Think of the inputs not so much as a list of arguments, but as a message, it gets easier after that.
The message class has an IsValid member function, it remembers if IsValid was called and what the result was. It also remembers its state, if the state changes then it needs to be re validated. This message class also keeps a list of validation errors.
Now, the UI builds a TargetMissiles message, and the UI can validate it, or pass it directly to the MissileFiring subsystem, it checks to see if the message was validated, if not it validates it, and proceeds / fails depending.
The UI gets the message back, with the list of validations already populated.
The messages with their validation sit in a separate library. No code is duplicated.
This sound OK?
This is what Model-View-Controller is all about.

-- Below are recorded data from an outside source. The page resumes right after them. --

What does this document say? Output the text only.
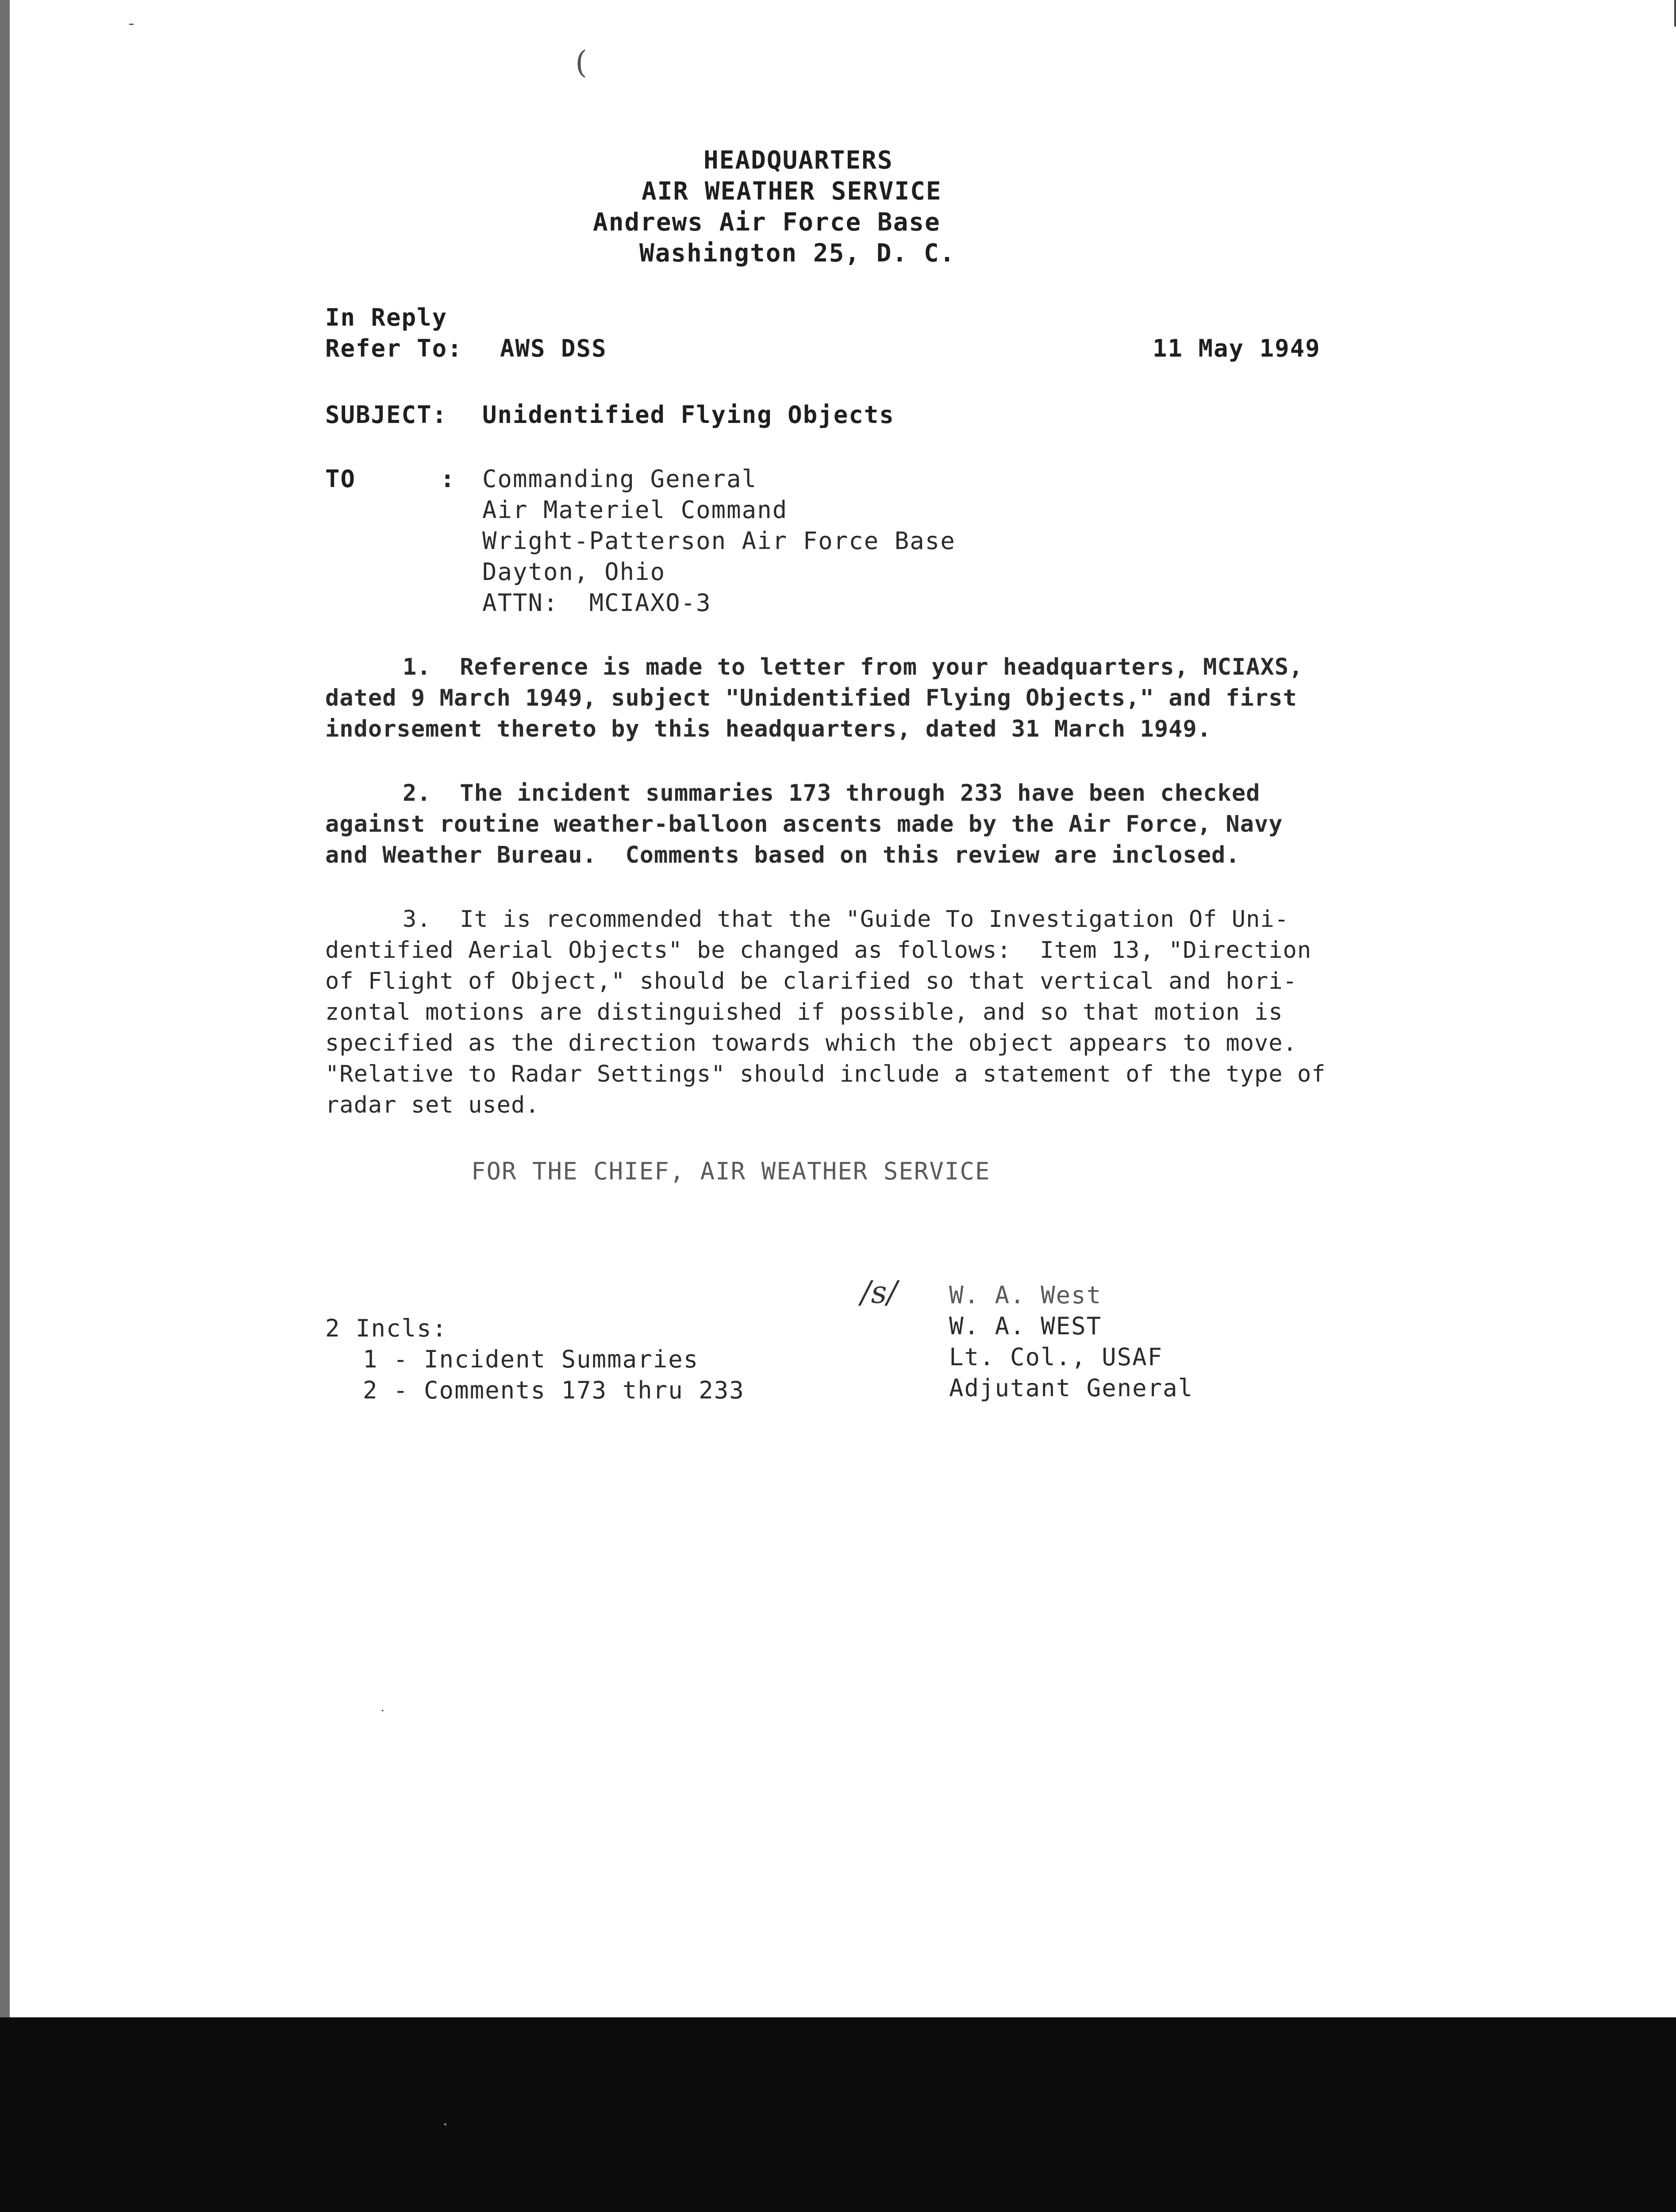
(
-
HEADQUARTERS
AIR WEATHER SERVICE
Andrews Air Force Base
Washington 25, D. C.
In Reply
Refer To: AWS DSS	11 May 1949
SUBJECT: Unidentified Flying Objects
TO	: Commanding General
Air Materiel Command
Wright-Patterson Air Force Base
Dayton, Ohio
ATTN:  MCIAXO-3
1.  Reference is made to letter from your headquarters, MCIAXS,
dated 9 March 1949, subject "Unidentified Flying Objects," and first
indorsement thereto by this headquarters, dated 31 March 1949.
2.  The incident summaries 173 through 233 have been checked
against routine weather-balloon ascents made by the Air Force, Navy
and Weather Bureau.  Comments based on this review are inclosed.
3.  It is recommended that the "Guide To Investigation Of Uni-
dentified Aerial Objects" be changed as follows:  Item 13, "Direction
of Flight of Object," should be clarified so that vertical and hori-
zontal motions are distinguished if possible, and so that motion is
specified as the direction towards which the object appears to move.
"Relative to Radar Settings" should include a statement of the type of
radar set used.
FOR THE CHIEF, AIR WEATHER SERVICE
/s/ W. A. West
W. A. WEST
Lt. Col., USAF
Adjutant General
2 Incls:
1 - Incident Summaries
2 - Comments 173 thru 233
·
·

You build up a model (a launch which is composed of coordinates, missile types and number of missiles) and the model has a validate method which returns a list of errors/warnings. When you update the model (on key-up, <ENTER>, button-press) you call the validate method and show the user any warnings, errors, etc. (Eclipse has a little area just under the tools bar in a dialog that does this, you might want to look at that.)
When the model is valid, you activate the launch missiles button so that the user knows that they can launch the missiles. If you have an update event that is called particularly frequently or a part of the validation that is particularly costly, you can have a validate_light method on the model that you use for validating only the parts that are easy to do.
When you switch to a console based UI you build up the model from the command line arguments, call the same validate method (and report errors to stderr) and then launch the missiles.
Double the validation. In many case the validation is trebled (FKs and not null fields in the DB for example). Depending on your platform it may be possible to code the validation rules once. For example your front end and backend code could share C# business classes. Alternatively you could store the validation rule as metadata that both the backend and front end can access an apply.
In reality the fact that you need different responses to a validation problem (for example the Fire Missile button shouldn't even be enabled until the other inputs are valid) there will be different code associated with the same rule.
I'd suggest an input validation class, which takes the input type (an enumeration) in its' constructor, and provides a public IsValid method.
The IsValid method should return a boolean TRUE for valid and FALSE for invalid. It should also have an OUT parameter that takes a string and assigns a status message to that string. The caller will be free to ignore that message if it wants to, or report it up to the GUI if that's appropriate for the context.
So, in pseudocode (forgive the Delphi-like syntax, but it should be readable to anybody):
//different types of data we might want to validate
TValidationType = (vtMissileLaunchCodes, vtFirstName,
vtLastName, vtSSN);
TInputValidator = class
public
//call the constructor with the validation type
constructor Create(ValidationType: TValidationType);
//this should probably be ABSTRACT, implemented by descendants
//if you took that approach, then you'd have 1 descendant class
//for each validation type, instead of an enumeration
function IsValid(InputData: string; var msg: string): boolean;
And then to use it, you'd do something like this:
procedure ValidateForm;
var
validator: TInputValidator;
begin
validator := TInputValidator.Create(vtSSN);
if validator.IsValid(edtSSN.Text,labelErrorMsg.Text) then
SaveData; //it's valid, so save it!
//if it wasn't valid, then the error msg is in the GUI in "labelErrorMsg".
end;
Each piece of data has its own meta data (type, format, unit, mask, range etc.). Unfortunately this is not always specified.
The GUI controlls need to check the input with the metadata and give warnings/errors if the data is invalid.
Example: a number has a range. The range is provided by the metadata, but the range check is provided by the control.